For mortals, there is no fun, exciting way to successfully speed up an intense study session. It’s arduous: reading so many pages, taking notes, memorizing important information, working through difficult new concepts. Of course, in the soft focus of the cinematic lens, we have the ever-helpful montage to help our hero blaze through hours upon hours of tedious tasks in mere minutes (or less!). While an athletic montage might require a testosterone-drenched jock jam, an academic montage works best with more subtle tension. The song can’t be too distracting or call too much attention to itself, but it has to provide movement and an element of longing and conflict to imbue with drama moments as simple as thumbing through a textbook. If Johnny is going to finally get into law school/finish college despite his frat-party mishaps/get that scholarship by conquering the SATs, he’s going to need a properly soundtracked montage.
Perhaps too obvious a choice, Steve Reich‘s compositional canon includes minimalist works that offer such focus and tension they almost sound like learning made audible, if learning always culminated in a profound and groundbreaking epiphany. “Pulse,” from his classic Music For 18 Musicians, provides just what the title suggests: an indelible pulse that easily pushes a plot forward.
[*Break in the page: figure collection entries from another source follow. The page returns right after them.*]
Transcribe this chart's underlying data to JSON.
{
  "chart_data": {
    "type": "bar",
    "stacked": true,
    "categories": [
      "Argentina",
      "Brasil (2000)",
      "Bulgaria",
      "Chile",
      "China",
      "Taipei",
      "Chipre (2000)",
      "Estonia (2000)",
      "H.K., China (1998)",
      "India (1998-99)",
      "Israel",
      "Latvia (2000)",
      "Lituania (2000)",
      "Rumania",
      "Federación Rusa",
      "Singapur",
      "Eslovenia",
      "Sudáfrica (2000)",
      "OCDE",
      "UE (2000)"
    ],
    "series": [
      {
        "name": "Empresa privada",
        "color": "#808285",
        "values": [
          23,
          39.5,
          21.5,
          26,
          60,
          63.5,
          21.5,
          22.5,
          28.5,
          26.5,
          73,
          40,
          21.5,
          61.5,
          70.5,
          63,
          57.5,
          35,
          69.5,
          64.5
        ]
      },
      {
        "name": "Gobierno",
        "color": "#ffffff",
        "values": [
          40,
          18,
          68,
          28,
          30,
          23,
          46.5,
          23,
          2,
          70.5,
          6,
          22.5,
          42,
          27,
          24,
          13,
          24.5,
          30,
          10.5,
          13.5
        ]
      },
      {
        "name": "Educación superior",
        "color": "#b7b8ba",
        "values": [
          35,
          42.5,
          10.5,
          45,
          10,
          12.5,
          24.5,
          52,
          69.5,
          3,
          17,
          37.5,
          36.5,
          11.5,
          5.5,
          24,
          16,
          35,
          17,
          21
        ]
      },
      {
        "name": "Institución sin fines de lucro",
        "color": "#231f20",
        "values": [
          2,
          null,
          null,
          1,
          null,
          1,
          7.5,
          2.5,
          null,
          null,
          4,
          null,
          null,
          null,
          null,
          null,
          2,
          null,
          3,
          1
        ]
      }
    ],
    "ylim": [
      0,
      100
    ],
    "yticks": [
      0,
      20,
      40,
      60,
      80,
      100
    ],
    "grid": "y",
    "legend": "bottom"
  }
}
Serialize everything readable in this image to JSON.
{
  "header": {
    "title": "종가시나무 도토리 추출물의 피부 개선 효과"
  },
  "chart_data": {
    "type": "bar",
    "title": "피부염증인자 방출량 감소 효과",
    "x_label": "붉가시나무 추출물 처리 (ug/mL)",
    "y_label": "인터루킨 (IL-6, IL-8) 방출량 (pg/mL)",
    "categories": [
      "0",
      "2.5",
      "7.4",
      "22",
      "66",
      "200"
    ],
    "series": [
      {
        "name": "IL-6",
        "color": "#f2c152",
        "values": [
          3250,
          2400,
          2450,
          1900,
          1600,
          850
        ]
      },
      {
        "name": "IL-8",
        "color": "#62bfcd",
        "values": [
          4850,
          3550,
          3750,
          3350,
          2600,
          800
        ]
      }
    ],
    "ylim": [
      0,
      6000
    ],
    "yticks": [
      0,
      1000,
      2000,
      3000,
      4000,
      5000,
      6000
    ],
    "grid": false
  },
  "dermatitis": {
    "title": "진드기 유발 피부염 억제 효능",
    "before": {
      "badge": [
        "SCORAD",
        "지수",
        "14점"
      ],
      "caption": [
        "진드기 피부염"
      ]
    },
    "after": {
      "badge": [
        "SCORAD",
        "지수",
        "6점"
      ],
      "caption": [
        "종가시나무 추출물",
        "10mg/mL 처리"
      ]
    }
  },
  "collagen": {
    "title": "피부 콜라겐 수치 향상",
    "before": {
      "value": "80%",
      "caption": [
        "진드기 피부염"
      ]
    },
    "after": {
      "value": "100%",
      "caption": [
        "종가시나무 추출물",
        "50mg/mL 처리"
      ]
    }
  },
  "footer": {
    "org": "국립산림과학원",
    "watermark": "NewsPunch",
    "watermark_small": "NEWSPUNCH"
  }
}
In the less esoteric realm of pop music, there are still ample choices for properly setting the scene. Belle & Sebastian‘s “Sleep The Clock Around” is a soft but quick-moving track with a near constant dramatic demeanor. Hushed vocals atop a perpetually forward feel compliment an abridged academic journey in marvelous ways.
Banjo-inflected acoustic conflict pours out of Typefighter‘s “Worth The Weight.” The track’s regular invocation of the word “home” adds a pining sense of urgency, which ought to round out a collegiate montage just right. Your life may not be a movie, but if you want to feel smarter, check out Typefighter in person at theBlack Cat this Saturday.